A little over a century later, Stephen Jay Gould, an American paleontologist, scientist, historian, and the writer of this article, reexamined Broca's data and found that his numbers were sound but that his interpretation of his findings were "ill-founded, to say the least." Using techniques to account for the effects of height and age in determining brain size, factors which Broca simply disregarded or explained away using faulty premises, Gould studied his predecessor's work, taking into account other variables as well, including body build and the impact of degenerative diseases. His new findings raised more questions than answers, but the one conclusion that was irrefutable was that Broca's data "[did not] permit any confident claim that men have bigger brains than women."

Gould then points out the wider implications of the earlier scientist's assertions, stressing that Broca's conclusions about the brains of women must be considered in the context of "a general theory that supported contemporary social distinctions as biologically ordained." Gould argues that women "stood as surrogates for other disenfranchised groups," including "blacks and poor people," in that all were victimized by the belief that there were inherent, biologically-based differences that make members of some groups inferior to others. With this in mind, Gould suggests that "women's battles are for all of us."

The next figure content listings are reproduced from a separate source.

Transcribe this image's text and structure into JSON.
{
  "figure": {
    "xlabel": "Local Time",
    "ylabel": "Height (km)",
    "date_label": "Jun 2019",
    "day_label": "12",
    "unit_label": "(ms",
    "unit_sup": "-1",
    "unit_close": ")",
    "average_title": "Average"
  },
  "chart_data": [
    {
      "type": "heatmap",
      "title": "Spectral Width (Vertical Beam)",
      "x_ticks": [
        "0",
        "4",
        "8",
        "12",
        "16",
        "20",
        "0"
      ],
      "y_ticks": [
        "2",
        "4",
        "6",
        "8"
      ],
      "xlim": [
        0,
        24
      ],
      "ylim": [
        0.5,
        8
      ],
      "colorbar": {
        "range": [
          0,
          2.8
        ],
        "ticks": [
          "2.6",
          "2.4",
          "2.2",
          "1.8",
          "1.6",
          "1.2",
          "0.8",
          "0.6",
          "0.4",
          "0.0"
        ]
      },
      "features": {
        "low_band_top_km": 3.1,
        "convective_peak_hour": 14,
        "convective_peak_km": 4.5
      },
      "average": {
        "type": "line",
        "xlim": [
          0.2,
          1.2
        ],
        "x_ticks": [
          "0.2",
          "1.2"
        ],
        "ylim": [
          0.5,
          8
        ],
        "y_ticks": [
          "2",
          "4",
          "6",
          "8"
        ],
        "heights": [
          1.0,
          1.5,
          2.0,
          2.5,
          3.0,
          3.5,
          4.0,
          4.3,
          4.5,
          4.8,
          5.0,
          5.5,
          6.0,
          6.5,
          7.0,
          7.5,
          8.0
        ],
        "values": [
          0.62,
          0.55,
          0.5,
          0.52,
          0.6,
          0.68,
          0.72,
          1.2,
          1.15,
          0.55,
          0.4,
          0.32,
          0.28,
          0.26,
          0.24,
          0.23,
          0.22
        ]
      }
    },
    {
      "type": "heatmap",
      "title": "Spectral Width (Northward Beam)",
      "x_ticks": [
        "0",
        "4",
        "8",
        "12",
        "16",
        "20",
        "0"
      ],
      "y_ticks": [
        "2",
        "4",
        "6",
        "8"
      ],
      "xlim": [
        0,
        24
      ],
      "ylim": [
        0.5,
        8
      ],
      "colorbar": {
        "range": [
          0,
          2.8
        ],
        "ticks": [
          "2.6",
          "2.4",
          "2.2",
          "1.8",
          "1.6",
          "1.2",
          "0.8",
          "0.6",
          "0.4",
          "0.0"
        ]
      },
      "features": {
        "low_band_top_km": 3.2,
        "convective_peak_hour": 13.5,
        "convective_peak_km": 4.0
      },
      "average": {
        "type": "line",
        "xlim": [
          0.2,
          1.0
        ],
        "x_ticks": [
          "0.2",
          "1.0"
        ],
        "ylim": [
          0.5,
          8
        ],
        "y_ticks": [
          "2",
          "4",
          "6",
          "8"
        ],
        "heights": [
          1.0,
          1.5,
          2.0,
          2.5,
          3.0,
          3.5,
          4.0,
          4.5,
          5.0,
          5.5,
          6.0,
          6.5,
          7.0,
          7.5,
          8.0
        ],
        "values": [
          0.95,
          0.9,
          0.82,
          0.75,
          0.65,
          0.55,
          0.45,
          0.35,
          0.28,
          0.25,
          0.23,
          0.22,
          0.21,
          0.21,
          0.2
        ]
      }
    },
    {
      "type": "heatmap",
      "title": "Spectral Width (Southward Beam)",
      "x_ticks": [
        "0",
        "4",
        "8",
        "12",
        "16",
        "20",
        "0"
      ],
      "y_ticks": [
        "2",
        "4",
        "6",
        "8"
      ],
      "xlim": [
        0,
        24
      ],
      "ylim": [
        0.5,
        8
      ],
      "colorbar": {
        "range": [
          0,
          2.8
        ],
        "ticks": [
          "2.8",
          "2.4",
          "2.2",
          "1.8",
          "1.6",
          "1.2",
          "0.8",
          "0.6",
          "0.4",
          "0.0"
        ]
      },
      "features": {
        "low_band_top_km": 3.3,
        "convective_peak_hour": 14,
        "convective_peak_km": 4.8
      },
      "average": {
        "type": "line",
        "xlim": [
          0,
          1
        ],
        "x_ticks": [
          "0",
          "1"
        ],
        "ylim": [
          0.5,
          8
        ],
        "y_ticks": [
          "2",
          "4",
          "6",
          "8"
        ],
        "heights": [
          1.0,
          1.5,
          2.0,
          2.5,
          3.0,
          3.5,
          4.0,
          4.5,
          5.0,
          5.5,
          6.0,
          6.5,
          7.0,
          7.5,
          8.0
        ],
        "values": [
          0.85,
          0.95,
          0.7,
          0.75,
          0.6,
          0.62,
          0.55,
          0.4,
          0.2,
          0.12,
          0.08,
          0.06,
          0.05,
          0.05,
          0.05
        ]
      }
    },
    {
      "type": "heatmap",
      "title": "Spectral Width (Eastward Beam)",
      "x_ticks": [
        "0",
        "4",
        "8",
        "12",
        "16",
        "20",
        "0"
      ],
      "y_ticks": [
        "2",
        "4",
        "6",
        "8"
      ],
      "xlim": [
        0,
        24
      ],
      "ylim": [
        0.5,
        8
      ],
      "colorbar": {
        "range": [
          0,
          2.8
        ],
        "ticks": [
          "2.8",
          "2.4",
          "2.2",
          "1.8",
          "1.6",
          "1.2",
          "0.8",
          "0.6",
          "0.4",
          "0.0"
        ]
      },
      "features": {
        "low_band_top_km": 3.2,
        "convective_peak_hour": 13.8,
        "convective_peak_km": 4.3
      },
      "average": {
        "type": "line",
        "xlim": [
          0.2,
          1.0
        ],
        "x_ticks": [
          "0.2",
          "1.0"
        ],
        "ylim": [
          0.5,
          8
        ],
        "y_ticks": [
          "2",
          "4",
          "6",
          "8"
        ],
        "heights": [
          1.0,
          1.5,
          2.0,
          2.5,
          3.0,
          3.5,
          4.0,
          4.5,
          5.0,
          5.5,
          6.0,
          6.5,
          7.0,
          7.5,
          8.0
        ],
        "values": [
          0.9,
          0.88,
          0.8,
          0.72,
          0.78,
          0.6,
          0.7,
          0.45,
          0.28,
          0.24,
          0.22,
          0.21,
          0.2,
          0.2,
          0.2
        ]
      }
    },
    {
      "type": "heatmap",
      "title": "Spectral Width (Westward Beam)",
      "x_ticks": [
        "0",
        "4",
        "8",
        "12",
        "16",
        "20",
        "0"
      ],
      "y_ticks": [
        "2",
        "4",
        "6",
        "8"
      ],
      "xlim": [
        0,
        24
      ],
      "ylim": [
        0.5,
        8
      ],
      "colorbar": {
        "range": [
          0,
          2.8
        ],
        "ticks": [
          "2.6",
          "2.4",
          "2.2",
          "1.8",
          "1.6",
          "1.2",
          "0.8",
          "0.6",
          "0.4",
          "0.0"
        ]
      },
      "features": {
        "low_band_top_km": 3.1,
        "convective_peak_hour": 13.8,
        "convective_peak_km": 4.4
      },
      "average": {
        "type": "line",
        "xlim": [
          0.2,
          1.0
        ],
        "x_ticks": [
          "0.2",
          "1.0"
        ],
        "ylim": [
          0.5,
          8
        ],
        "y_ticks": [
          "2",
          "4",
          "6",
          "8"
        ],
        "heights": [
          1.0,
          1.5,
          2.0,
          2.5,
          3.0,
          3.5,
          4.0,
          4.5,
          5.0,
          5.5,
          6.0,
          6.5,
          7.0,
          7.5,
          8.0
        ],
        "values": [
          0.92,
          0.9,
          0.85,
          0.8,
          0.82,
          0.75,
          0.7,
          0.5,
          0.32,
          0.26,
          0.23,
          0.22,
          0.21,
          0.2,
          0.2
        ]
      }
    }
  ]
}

Interestingly, the famous Italian physician and educator Maria Montessori, best known for her activities in educational reform for young children, supported much of Broca's work, along with that of French anthropologist Leonce Pierre Manouvrier, who pioneered the theory of innate criminality. She herself measured children's heads and inferred that "the best prospects had bigger brains." Montessori did not come to the same conclusions as Broca, however, in regards to women. In contrast, she argued that women were, in fact, intellectually superior, but had been held back by men because males were capable of greater physical force; advancements in technology, she reasoned, would soon render the element of force as an instrument of power inconsequential. Montessori envisioned a brighter future in which the "anthropological superiority" of women in the areas of "human sentiment, morality and honor" would assert itself, creating "superior human beings" who would be better and stronger because of women's influence in these respects.